Don Quichotte - Kathy Acker
Je ne me sens qualifiée ni pour noter, ni pour commenter … et à peine pour lire
ce Don Quichotte de Kathy Acker, un livre paru en 1986, traduit et édité en 2010
par Laurence Viallet. Néanmoins, je le fais malgré tout car on ne peut pas ne
pas parler de ce livre stupéfiant.
Une femme devenue folle suite à un avortement, se lance dans une quête
aventureuse, elle veut aimer. Sur son lit d’hôpital, sa Rossinante, elle devient la
chevalier – nuit (knight – night), à la fois homme et femme ; elle devient don
Quichotte et part dans sa quête en compagnie de Saint-Siméon, un Sancho
Pança qui est un chien, une quête pour aimer et trouver quelqu’un à aimer.
Au cours de ce texte, il-elle pourfend les stéréotypes masculins-féminins,
mais aussi l’Amérique des enchanteurs malins, celle de Nixon-Kissinger-Reagan,
une Amérique dans laquelle les hommes deviennent des chiens, avec pour
arme le texte, la liberté d’une écriture sans contraintes, qui abat les barrières
morales et les piétine à dessein.
C’est un texte difficile, très acrobatique, polymorphe, successivement récit
picaresque, poème, discussion entre jeunes filles, lettre d’amour, dialogue
sur les théories littéraires, texte pornographique, un texte parfois
extrêmement drôle dans lequel Kathy Acker intègre un patchwork de textes
classiques – Sade, Beckett, Shakespeare, Durrell, Conrad … - qu’elle découpe,
malaxe et défigure, un texte sans narration, qui tout à coup emporte, arrête
dans ses fulgurances.
«Seize heures avant de te revoir. 1 2 3 4 5 6 7 8 9 10 11 12 13 14 15 16. Je
peux compter jusqu'à seize, mais tu n’auras certainement pas envie de me voir.
Si je te vois, j’aurais envie de toi.
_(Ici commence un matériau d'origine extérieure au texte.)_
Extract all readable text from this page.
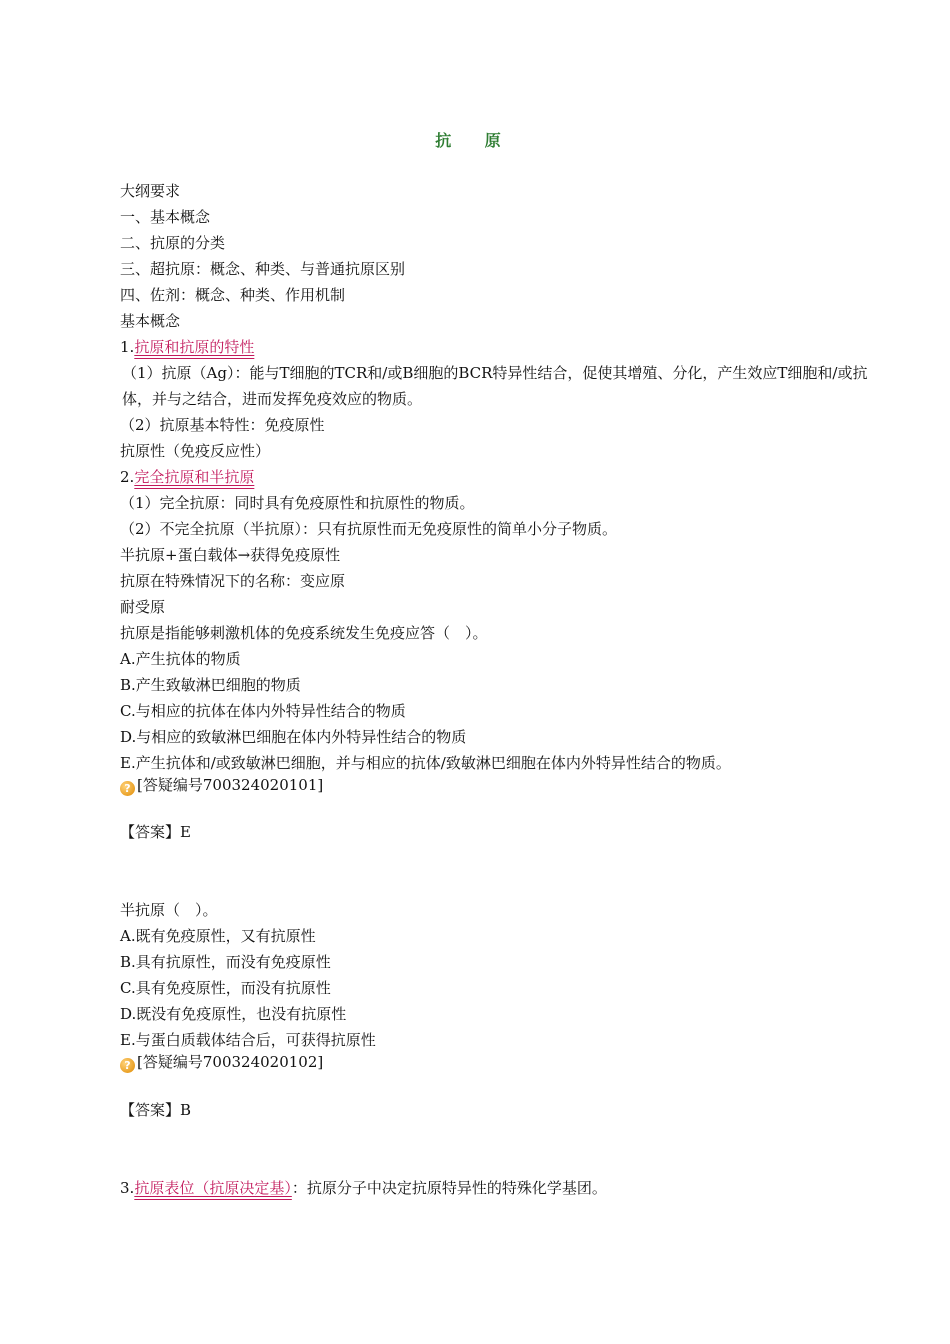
抗 原
大纲要求
一、基本概念
二、抗原的分类
三、超抗原：概念、种类、与普通抗原区别
四、佐剂：概念、种类、作用机制
基本概念
1.抗原和抗原的特性
（1）抗原（Ag）：能与T细胞的TCR和/或B细胞的BCR特异性结合，促使其增殖、分化，产生效应T细胞和/或抗体，并与之结合，进而发挥免疫效应的物质。
（2）抗原基本特性：免疫原性
抗原性（免疫反应性）
2.完全抗原和半抗原
（1）完全抗原：同时具有免疫原性和抗原性的物质。
（2）不完全抗原（半抗原）：只有抗原性而无免疫原性的简单小分子物质。
半抗原+蛋白载体→获得免疫原性
抗原在特殊情况下的名称：变应原
耐受原
抗原是指能够刺激机体的免疫系统发生免疫应答（　）。
A.产生抗体的物质
B.产生致敏淋巴细胞的物质
C.与相应的抗体在体内外特异性结合的物质
D.与相应的致敏淋巴细胞在体内外特异性结合的物质
E.产生抗体和/或致敏淋巴细胞，并与相应的抗体/致敏淋巴细胞在体内外特异性结合的物质。
? [答疑编号700324020101]
【答案】E
半抗原（　）。
A.既有免疫原性，又有抗原性
B.具有抗原性，而没有免疫原性
C.具有免疫原性，而没有抗原性
D.既没有免疫原性，也没有抗原性
E.与蛋白质载体结合后，可获得抗原性
? [答疑编号700324020102]
【答案】B
3.抗原表位（抗原决定基）：抗原分子中决定抗原特异性的特殊化学基团。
Si je ne te vois pas, je mourrai. Je deviens
dingue. Je me fous d’écrire. Je veux juste du temps. Je peux éradiquer cette
nuit en abrutissant mes yeux de travail, de calcul mental, de télé abêtissante :
tu m’as sauté dans les bras, folie : je t’attendrai éternellement si tu veux
bien venir à moi, car le temps n’existe plus jusqu'à ce que je te voie. L’amour
créé le temps et la vie. Je dois être aveugle : tu es pauvre. Ta vie est un
désastre. Plus tu désires quelque chose, plus tu t’en prives. Toi : mon
cauchemar ; je m’en fous. Tu m’as conquise.»
«Les hommes c’est tout à la fois des chiens et des crânes. Les hommes tout
comme les chiens ont besoin de s’alimenter et d’être au chaud. Les crânes
n’ont besoin ni de l’un ni de l’autre.»